If you infringe any part of these Terms, your permission to access and/or use the Content and the Site automatically terminates and you must immediately destroy any copies you have made of the Content.

Our trademarks, service marks, and logos used and displayed on the Site are registered trademarks or service marks. Other company, product, and service names located on the Site may be trademarks or service marks owned by others (the “Third-Party Trademarks,” and, collectively with us, the “Trademarks”). Nothing on the Site should be construed as granting, by implication, estoppel, or otherwise, any license or right to use the Trademarks, without our prior written permission specific for each such use. None of the Content may be retransmitted without our express, written consent for each and every instance.


The Buyer shall not be entitled to assign the Agreement or any of its rights or obligations under the Agreement, in whole or in part, to any third party without the prior written consent of Jubilo.

If any term of the General Sales Terms or the Agreement is held unenforceable or invalid, such determination shall not render unenforceable any other term of the Agreement or these General Sales Terms.
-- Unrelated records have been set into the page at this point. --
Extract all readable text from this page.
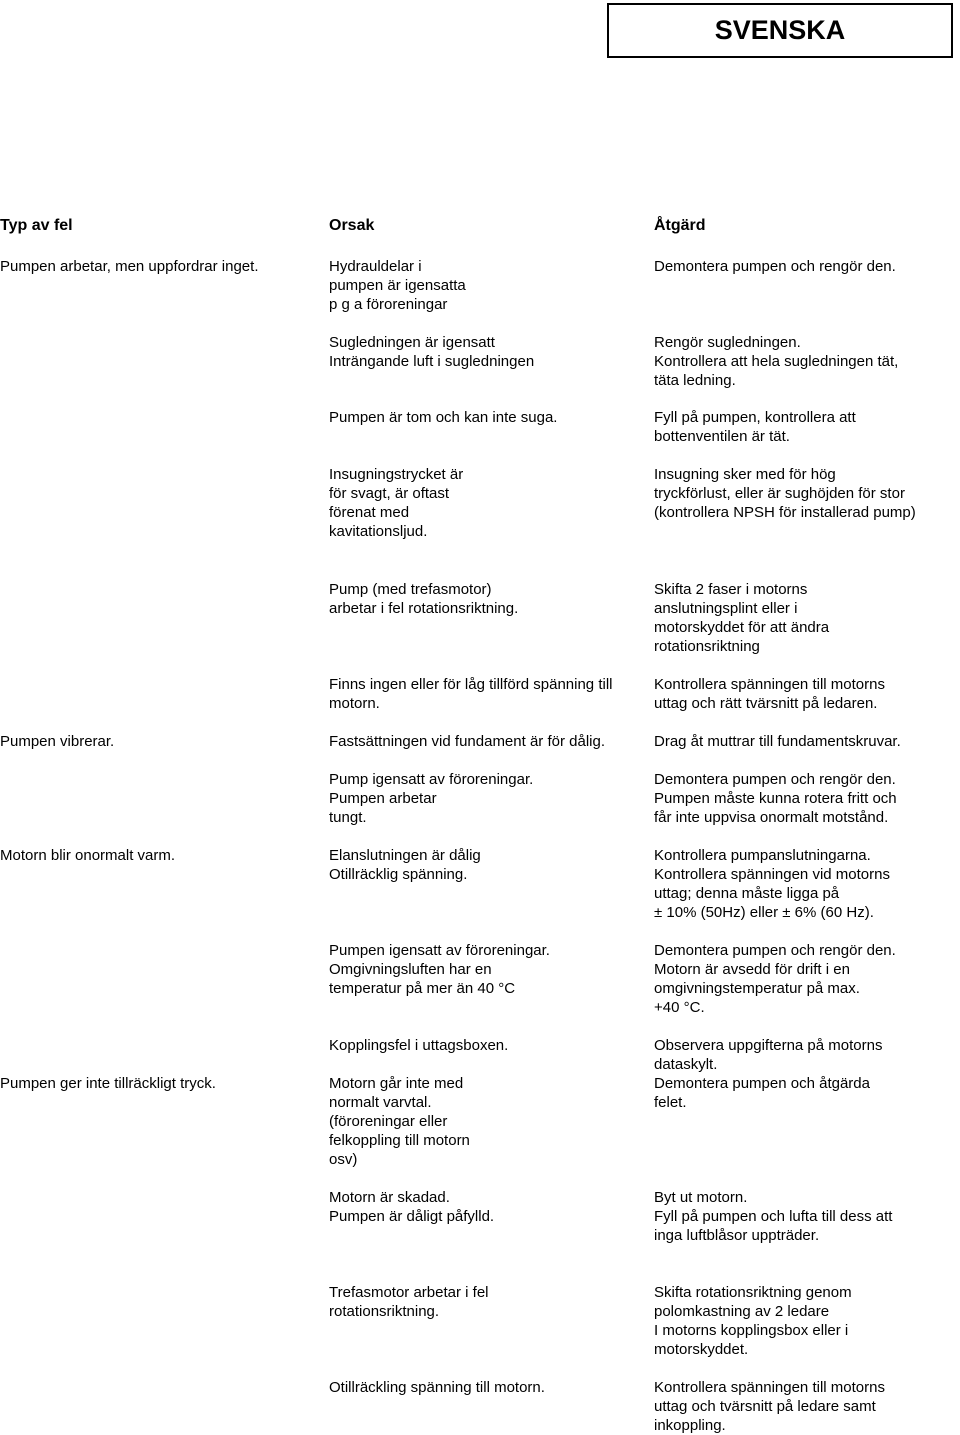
SVENSKA
Typ av fel	Orsak	Åtgärd
Pumpen arbetar, men uppfordrar inget.
Pumpen vibrerar.
Motorn blir onormalt varm.
Pumpen ger inte tillräckligt tryck.
Hydrauldelar i
pumpen är igensatta
p g a föroreningar
Sugledningen är igensatt
Inträngande luft i sugledningen
Pumpen är tom och kan inte suga.
Insugningstrycket är
för svagt, är oftast
förenat med
kavitationsljud.
Pump (med trefasmotor)
arbetar i fel rotationsriktning.
Finns ingen eller för låg tillförd spänning till
motorn.
Fastsättningen vid fundament är för dålig.
Pump igensatt av föroreningar.
Pumpen arbetar
tungt.
Elanslutningen är dålig
Otillräcklig spänning.
Pumpen igensatt av föroreningar.
Omgivningsluften har en
temperatur på mer än 40 °C
Kopplingsfel i uttagsboxen.
Motorn går inte med
normalt varvtal.
(föroreningar eller
felkoppling till motorn
osv)
Motorn är skadad.
Pumpen är dåligt påfylld.
Trefasmotor arbetar i fel
rotationsriktning.
Otillräckling spänning till motorn.
Demontera pumpen och rengör den.
Rengör sugledningen.
Kontrollera att hela sugledningen tät,
täta ledning.
Fyll på pumpen, kontrollera att
bottenventilen är tät.
Insugning sker med för hög
tryckförlust, eller är sughöjden för stor
(kontrollera NPSH för installerad pump)
Skifta 2 faser i motorns
anslutningsplint eller i
motorskyddet för att ändra
rotationsriktning
Kontrollera spänningen till motorns
uttag och rätt tvärsnitt på ledaren.
Drag åt muttrar till fundamentskruvar.
Demontera pumpen och rengör den.
Pumpen måste kunna rotera fritt och
får inte uppvisa onormalt motstånd.
Kontrollera pumpanslutningarna.
Kontrollera spänningen vid motorns
uttag; denna måste ligga på
± 10% (50Hz) eller ± 6% (60 Hz).
Demontera pumpen och rengör den.
Motorn är avsedd för drift i en
omgivningstemperatur på max.
+40 °C.
Observera uppgifterna på motorns
dataskylt.
Demontera pumpen och åtgärda
felet.
Byt ut motorn.
Fyll på pumpen och lufta till dess att
inga luftblåsor uppträder.
Skifta rotationsriktning genom
polomkastning av 2 ledare
I motorns kopplingsbox eller i
motorskyddet.
Kontrollera spänningen till motorns
uttag och tvärsnitt på ledare samt
inkoppling.
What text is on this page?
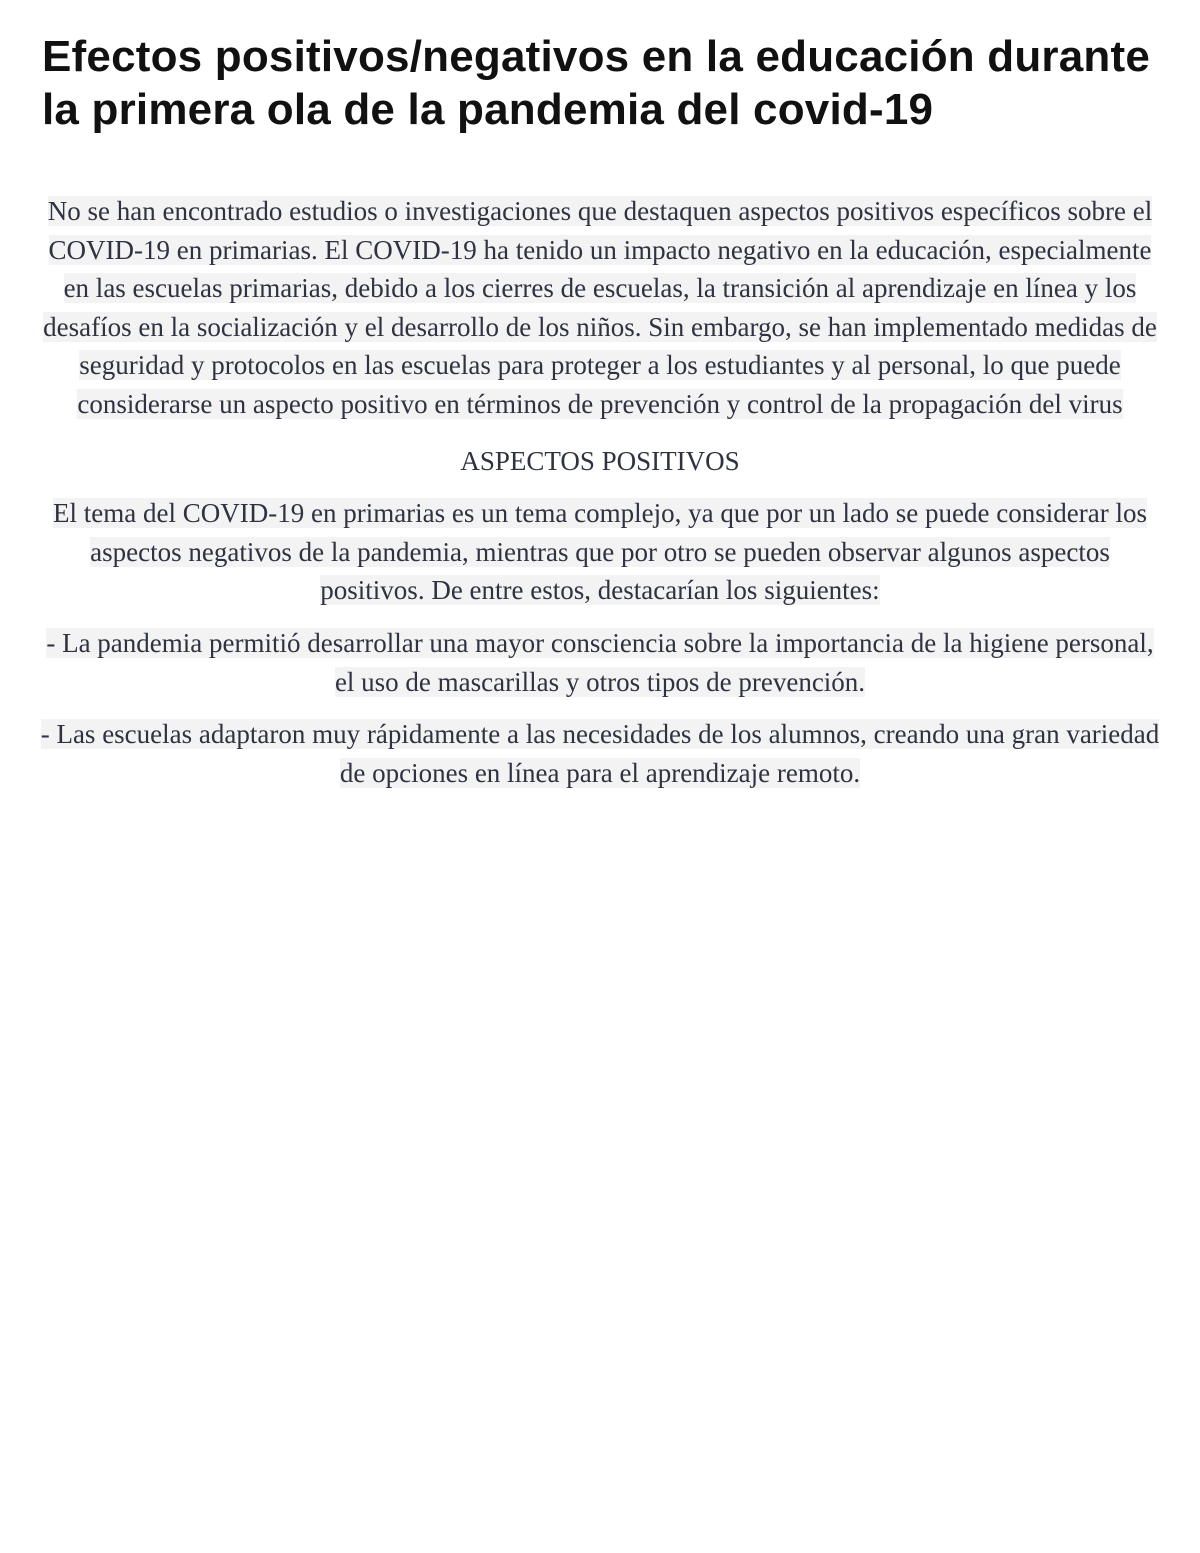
Efectos positivos/negativos en la educación durante la primera ola de la pandemia del covid-19

No se han encontrado estudios o investigaciones que destaquen aspectos positivos específicos sobre el COVID-19 en primarias. El COVID-19 ha tenido un impacto negativo en la educación, especialmente en las escuelas primarias, debido a los cierres de escuelas, la transición al aprendizaje en línea y los desafíos en la socialización y el desarrollo de los niños. Sin embargo, se han implementado medidas de seguridad y protocolos en las escuelas para proteger a los estudiantes y al personal, lo que puede considerarse un aspecto positivo en términos de prevención y control de la propagación del virus

ASPECTOS POSITIVOS

El tema del COVID-19 en primarias es un tema complejo, ya que por un lado se puede considerar los aspectos negativos de la pandemia, mientras que por otro se pueden observar algunos aspectos positivos. De entre estos, destacarían los siguientes:

- La pandemia permitió desarrollar una mayor consciencia sobre la importancia de la higiene personal, el uso de mascarillas y otros tipos de prevención.

- Las escuelas adaptaron muy rápidamente a las necesidades de los alumnos, creando una gran variedad de opciones en línea para el aprendizaje remoto.
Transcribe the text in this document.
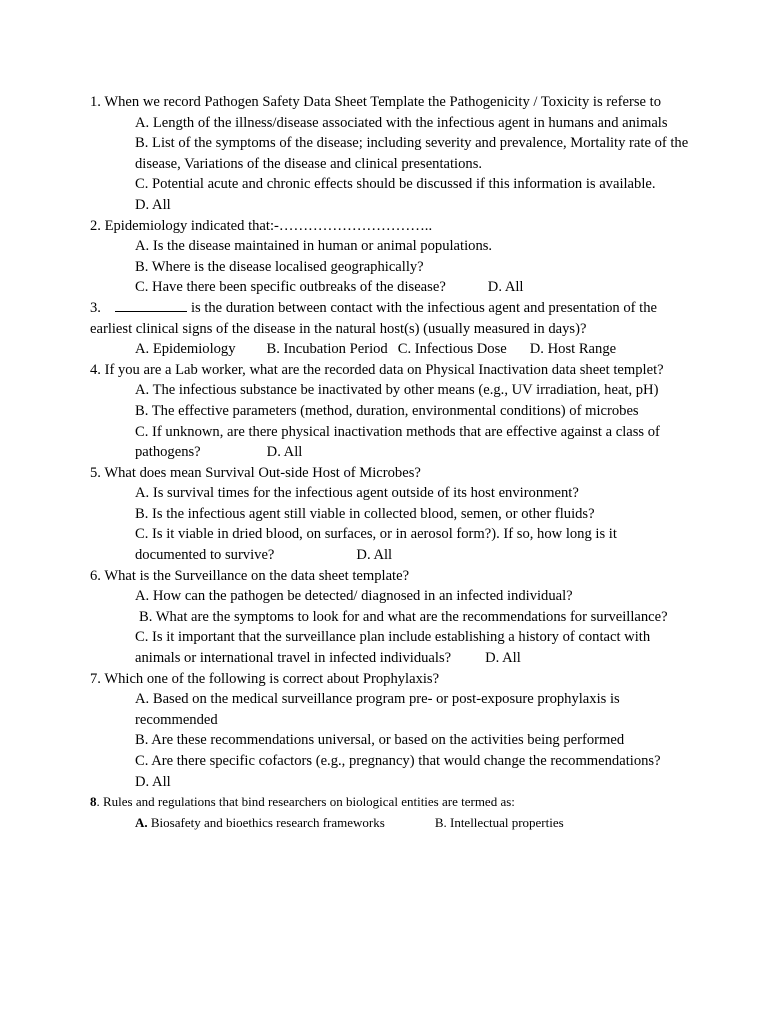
1. When we record Pathogen Safety Data Sheet Template the Pathogenicity / Toxicity is referse to
A. Length of the illness/disease associated with the infectious agent in humans and animals
B. List of the symptoms of the disease; including severity and prevalence, Mortality rate of the disease, Variations of the disease and clinical presentations.
C. Potential acute and chronic effects should be discussed if this information is available.
D. All
2. Epidemiology indicated that:-…………………………..
A. Is the disease maintained in human or animal populations.
B. Where is the disease localised geographically?
C. Have there been specific outbreaks of the disease?	D. All
3.	is the duration between contact with the infectious agent and presentation of the earliest clinical signs of the disease in the natural host(s) (usually measured in days)?
A. Epidemiology B. Incubation Period C. Infectious Dose D. Host Range
4. If you are a Lab worker, what are the recorded data on Physical Inactivation data sheet templet?
A. The infectious substance be inactivated by other means (e.g., UV irradiation, heat, pH)
B. The effective parameters (method, duration, environmental conditions) of microbes
C. If unknown, are there physical inactivation methods that are effective against a class of pathogens?	D. All
5. What does mean Survival Out-side Host of Microbes?
A. Is survival times for the infectious agent outside of its host environment?
B. Is the infectious agent still viable in collected blood, semen, or other fluids?
C. Is it viable in dried blood, on surfaces, or in aerosol form?). If so, how long is it documented to survive?	D. All
6. What is the Surveillance on the data sheet template?
A. How can the pathogen be detected/ diagnosed in an infected individual?
B. What are the symptoms to look for and what are the recommendations for surveillance?
C. Is it important that the surveillance plan include establishing a history of contact with animals or international travel in infected individuals? D. All
7. Which one of the following is correct about Prophylaxis?
A. Based on the medical surveillance program pre- or post-exposure prophylaxis is recommended
B. Are these recommendations universal, or based on the activities being performed
C. Are there specific cofactors (e.g., pregnancy) that would change the recommendations?
D. All
8. Rules and regulations that bind researchers on biological entities are termed as:
A. Biosafety and bioethics research frameworks	B. Intellectual properties
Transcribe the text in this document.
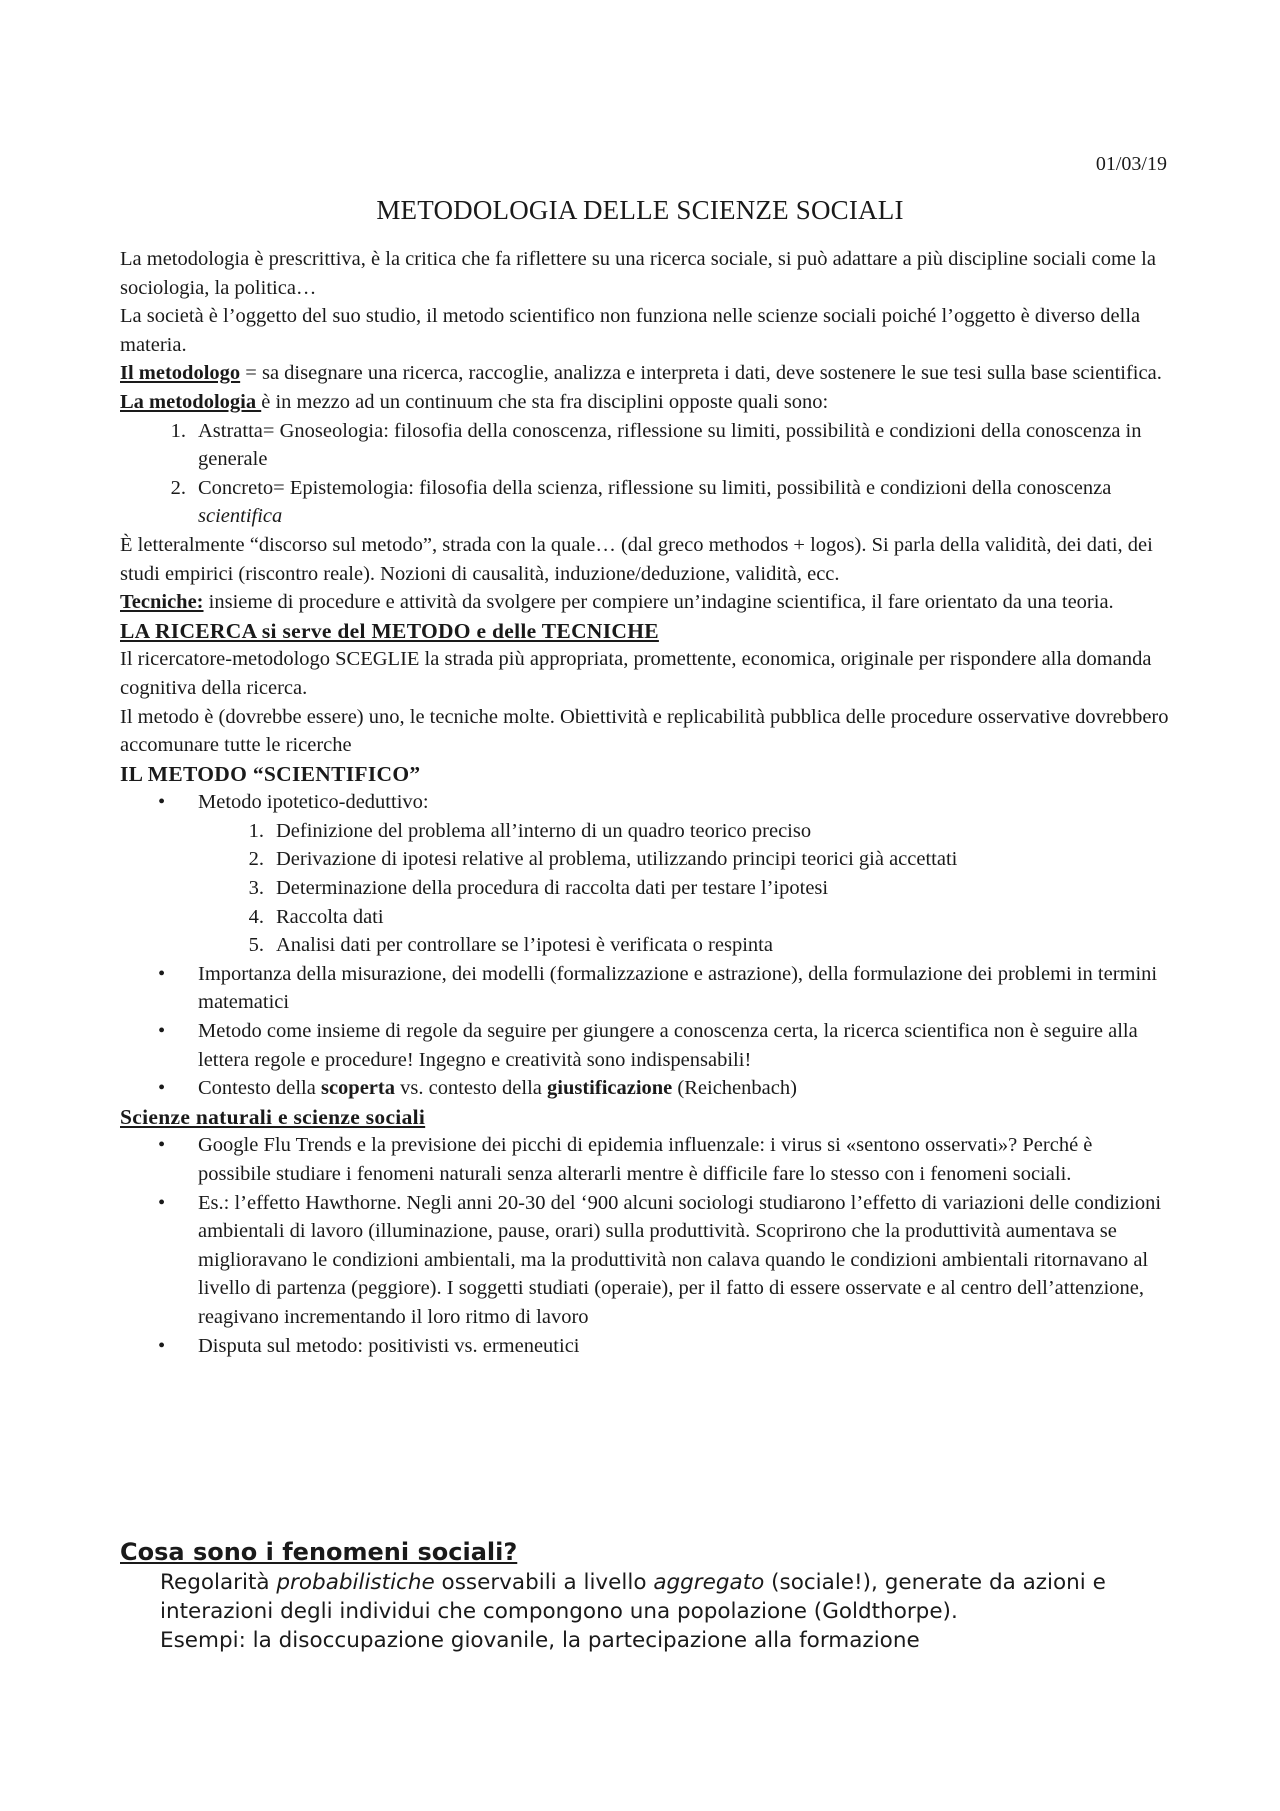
01/03/19
METODOLOGIA DELLE SCIENZE SOCIALI

La metodologia è prescrittiva, è la critica che fa riflettere su una ricerca sociale, si può adattare a più discipline sociali come la sociologia, la politica…

La società è l’oggetto del suo studio, il metodo scientifico non funziona nelle scienze sociali poiché l’oggetto è diverso della materia.

Il metodologo = sa disegnare una ricerca, raccoglie, analizza e interpreta i dati, deve sostenere le sue tesi sulla base scientifica.

La metodologia è in mezzo ad un continuum che sta fra disciplini opposte quali sono:

1. Astratta= Gnoseologia: filosofia della conoscenza, riflessione su limiti, possibilità e condizioni della conoscenza in generale
2. Concreto= Epistemologia: filosofia della scienza, riflessione su limiti, possibilità e condizioni della conoscenza scientifica

È letteralmente “discorso sul metodo”, strada con la quale… (dal greco methodos + logos). Si parla della validità, dei dati, dei studi empirici (riscontro reale). Nozioni di causalità, induzione/deduzione, validità, ecc.

Tecniche: insieme di procedure e attività da svolgere per compiere un’indagine scientifica, il fare orientato da una teoria.

LA RICERCA si serve del METODO e delle TECNICHE

Il ricercatore-metodologo SCEGLIE la strada più appropriata, promettente, economica, originale per rispondere alla domanda cognitiva della ricerca.

Il metodo è (dovrebbe essere) uno, le tecniche molte. Obiettività e replicabilità pubblica delle procedure osservative dovrebbero accomunare tutte le ricerche

IL METODO “SCIENTIFICO”

•	Metodo ipotetico-deduttivo:
1. Definizione del problema all’interno di un quadro teorico preciso
2. Derivazione di ipotesi relative al problema, utilizzando principi teorici già accettati
3. Determinazione della procedura di raccolta dati per testare l’ipotesi
4. Raccolta dati
5. Analisi dati per controllare se l’ipotesi è verificata o respinta
•	Importanza della misurazione, dei modelli (formalizzazione e astrazione), della formulazione dei problemi in termini matematici
•	Metodo come insieme di regole da seguire per giungere a conoscenza certa, la ricerca scientifica non è seguire alla lettera regole e procedure! Ingegno e creatività sono indispensabili!
•	Contesto della scoperta vs. contesto della giustificazione (Reichenbach)

Scienze naturali e scienze sociali

•	Google Flu Trends e la previsione dei picchi di epidemia influenzale: i virus si «sentono osservati»? Perché è possibile studiare i fenomeni naturali senza alterarli mentre è difficile fare lo stesso con i fenomeni sociali.
•	Es.: l’effetto Hawthorne. Negli anni 20-30 del ‘900 alcuni sociologi studiarono l’effetto di variazioni delle condizioni ambientali di lavoro (illuminazione, pause, orari) sulla produttività. Scoprirono che la produttività aumentava se miglioravano le condizioni ambientali, ma la produttività non calava quando le condizioni ambientali ritornavano al livello di partenza (peggiore). I soggetti studiati (operaie), per il fatto di essere osservate e al centro dell’attenzione, reagivano incrementando il loro ritmo di lavoro
•	Disputa sul metodo: positivisti vs. ermeneutici

Cosa sono i fenomeni sociali?

Regolarità probabilistiche osservabili a livello aggregato (sociale!), generate da azioni e interazioni degli individui che compongono una popolazione (Goldthorpe).

Esempi: la disoccupazione giovanile, la partecipazione alla formazione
The Agreement and these General Sales Terms constitute the entire agreement between Jubilo and the Buyer with respect to the delivery and provision of the Product(s) and supersede and exclude prior representations of the Parties and any general purchasing conditions of the Buyer or any other general or standard trading terms which may be written on or referred to in any order request for a quotation or other documentation used by the Buyer.

Governing Law

These General Sales Terms are construed and governed in accordance with the substantive laws of Finland, excluding its conflict of law rules and the United Nations Convention on Contracts for the International Sale of Goods.

Any disputes, controversies, or claims between the Parties arising from or relates to these General Sales Terms or the supply of the Product(s) shall be resolved through negotiations between the Parties. If the negotiations do not lead to a mutually satisfactory outcome, then such dispute, claim or controversy arising out of or relating to these General Sales Terms, or the termination, breach, or validity thereof, shall be settled finally by Arbitration with one arbitrator sitting in accordance with the Arbitration Rules of the Finland Chamber of Commerce. The place of arbitration shall be Helsinki, Finland and the language of the arbitration proceedings shall be English.